2- The Prerogatives of the President of the Republic before the Executive:
  • a - The President of the Republic designates the Prime Minister, in consultation with the President of the Parliament, based on Parliamentary consultations that are binding and that he officially briefs the latter on. The designation of the Prime Minister is by a separate decree (Article 53/ 2 and 3).
  • b - The President of the Republic issues, in agreement with the Prime Minister, the decree appointing the Cabinet (Article 53/4).
  • c - The President of the Republic issues, in agreement with the Prime Minister, the decrees accepting ministers’ resignation or dismissal, after obtainment of two-thirds approval by the Cabinet (Articles 53/4 and 69/2).
  • d - The President of the Republic issues the decrees accepting the resignation of the Cabinet or presuming it resigned (Article 53/5).
  • e - The President of the Republic may preside over the Council of Ministers whenever he deems fit, without participating in voting (Article 53/1).
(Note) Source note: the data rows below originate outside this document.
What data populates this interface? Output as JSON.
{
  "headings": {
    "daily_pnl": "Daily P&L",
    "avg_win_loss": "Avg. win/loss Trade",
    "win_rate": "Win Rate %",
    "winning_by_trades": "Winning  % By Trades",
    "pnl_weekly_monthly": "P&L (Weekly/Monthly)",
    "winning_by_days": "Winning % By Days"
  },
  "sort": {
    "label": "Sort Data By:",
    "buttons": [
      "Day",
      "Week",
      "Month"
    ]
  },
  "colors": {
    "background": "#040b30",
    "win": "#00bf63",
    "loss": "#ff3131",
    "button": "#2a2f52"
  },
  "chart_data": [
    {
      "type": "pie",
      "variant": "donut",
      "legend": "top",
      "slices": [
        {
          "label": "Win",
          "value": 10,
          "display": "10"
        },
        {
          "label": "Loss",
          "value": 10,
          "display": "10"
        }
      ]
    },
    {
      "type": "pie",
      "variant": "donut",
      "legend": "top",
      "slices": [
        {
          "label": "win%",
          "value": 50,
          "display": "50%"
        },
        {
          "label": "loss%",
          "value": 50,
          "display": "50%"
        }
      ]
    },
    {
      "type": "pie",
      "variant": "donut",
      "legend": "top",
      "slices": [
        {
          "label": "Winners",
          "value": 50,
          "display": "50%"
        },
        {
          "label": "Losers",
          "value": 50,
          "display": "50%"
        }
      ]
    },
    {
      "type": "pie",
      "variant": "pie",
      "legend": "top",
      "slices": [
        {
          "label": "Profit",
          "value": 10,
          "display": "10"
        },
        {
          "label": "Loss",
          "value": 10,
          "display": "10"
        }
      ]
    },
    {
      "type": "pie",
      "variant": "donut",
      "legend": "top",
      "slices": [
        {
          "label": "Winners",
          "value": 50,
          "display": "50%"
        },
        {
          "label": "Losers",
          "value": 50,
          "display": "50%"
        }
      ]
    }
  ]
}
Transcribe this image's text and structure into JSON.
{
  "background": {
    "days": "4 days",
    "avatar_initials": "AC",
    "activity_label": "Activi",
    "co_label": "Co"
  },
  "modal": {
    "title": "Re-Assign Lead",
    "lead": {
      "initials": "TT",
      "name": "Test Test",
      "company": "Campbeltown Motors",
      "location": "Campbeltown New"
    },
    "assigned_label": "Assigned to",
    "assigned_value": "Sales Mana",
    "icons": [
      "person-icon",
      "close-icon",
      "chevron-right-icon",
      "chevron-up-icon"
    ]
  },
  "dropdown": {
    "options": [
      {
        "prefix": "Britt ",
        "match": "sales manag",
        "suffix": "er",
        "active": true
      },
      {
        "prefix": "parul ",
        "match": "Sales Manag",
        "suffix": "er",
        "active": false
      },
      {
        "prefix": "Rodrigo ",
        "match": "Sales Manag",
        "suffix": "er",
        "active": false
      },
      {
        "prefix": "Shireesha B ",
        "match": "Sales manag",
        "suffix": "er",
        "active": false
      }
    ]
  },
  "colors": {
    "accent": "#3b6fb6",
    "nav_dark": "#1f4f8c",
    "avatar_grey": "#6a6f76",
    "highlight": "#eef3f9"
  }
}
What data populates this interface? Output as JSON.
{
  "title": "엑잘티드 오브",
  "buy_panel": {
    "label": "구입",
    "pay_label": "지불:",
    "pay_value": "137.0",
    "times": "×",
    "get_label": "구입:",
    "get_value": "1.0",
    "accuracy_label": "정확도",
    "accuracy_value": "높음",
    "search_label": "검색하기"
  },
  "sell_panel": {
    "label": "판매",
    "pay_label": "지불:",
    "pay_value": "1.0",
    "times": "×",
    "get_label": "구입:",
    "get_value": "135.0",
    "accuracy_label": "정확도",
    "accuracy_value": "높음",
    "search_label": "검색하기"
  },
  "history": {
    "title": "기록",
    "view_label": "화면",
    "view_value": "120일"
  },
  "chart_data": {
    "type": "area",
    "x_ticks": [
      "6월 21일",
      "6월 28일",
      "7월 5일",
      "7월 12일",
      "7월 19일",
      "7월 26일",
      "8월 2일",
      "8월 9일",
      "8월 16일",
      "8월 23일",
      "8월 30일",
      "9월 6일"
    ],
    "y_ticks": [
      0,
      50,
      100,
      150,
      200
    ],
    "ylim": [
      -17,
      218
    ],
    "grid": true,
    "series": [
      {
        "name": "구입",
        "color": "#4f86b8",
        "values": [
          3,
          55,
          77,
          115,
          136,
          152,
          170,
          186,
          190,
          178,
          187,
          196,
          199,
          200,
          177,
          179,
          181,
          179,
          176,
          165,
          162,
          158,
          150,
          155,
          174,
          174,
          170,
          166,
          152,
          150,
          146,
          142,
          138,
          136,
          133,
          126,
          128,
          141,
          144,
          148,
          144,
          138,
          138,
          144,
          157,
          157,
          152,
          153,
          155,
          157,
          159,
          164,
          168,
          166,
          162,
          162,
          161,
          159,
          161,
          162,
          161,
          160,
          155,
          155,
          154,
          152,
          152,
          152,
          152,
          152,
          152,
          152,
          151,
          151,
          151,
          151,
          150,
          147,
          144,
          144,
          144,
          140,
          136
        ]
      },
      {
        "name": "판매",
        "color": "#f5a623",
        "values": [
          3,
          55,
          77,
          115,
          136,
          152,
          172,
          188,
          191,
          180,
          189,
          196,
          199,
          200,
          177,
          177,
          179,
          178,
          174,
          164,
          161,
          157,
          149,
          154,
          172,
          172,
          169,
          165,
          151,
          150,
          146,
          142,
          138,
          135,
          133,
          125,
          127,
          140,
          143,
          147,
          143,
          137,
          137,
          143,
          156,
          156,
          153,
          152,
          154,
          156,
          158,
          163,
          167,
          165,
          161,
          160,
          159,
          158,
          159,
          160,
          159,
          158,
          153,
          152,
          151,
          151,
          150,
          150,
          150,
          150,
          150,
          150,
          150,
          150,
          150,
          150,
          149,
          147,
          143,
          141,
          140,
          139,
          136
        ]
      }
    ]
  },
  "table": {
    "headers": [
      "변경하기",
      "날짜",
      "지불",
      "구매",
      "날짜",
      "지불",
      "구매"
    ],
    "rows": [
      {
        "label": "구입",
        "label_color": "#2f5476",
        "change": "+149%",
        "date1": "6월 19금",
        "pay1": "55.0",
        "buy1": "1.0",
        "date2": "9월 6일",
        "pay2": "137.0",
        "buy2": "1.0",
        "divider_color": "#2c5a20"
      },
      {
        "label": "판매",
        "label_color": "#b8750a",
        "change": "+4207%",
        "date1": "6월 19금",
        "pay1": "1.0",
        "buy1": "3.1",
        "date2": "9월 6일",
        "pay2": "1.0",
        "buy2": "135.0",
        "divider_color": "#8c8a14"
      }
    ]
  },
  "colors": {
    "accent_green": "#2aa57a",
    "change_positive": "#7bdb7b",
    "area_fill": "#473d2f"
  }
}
The Prime Minister notifies him in advance of the items entered on the agenda of the Council and any urgent matter to be deliberated (Article 64/6). The President of the Republic may introduce, from outside the agenda, any urgent matter to the Council of Ministers (Article 53/11).
  • f - The President of the Republic issues decrees and requests their publication. He may ask the Council of Ministers to reconsider any decision taken, within fifteen days of the date of its deposition in the Presidency (Article 56).
  • g - The President of the Republic may, in agreement with the Prime Minister, call for an extraordinary meeting of the Council of Ministers whenever he deems it necessary (Article 53/12).
  • h - The President of the Republic forwards to the Chamber of Deputies bills that are conveyed to him by the Council of Ministers. He may, when necessary, address messages to the Chamber of Deputies (Article 53/6 and 10).
  • i - The President of the Republic accredits ambassadors and accepts the credentials of ambassadors (Article 53/7). He negotiates and ratifies international treaties, in agreement with the Prime Minister. However, some treaties are only considered ratified following approval by Parliament (Article 52).
  • j - The President of the Republic presides over official functions and awards official decorations by decree (Article 53/8).
  • k - The President of the Republic grants special amnesties by decree (Article 53/9).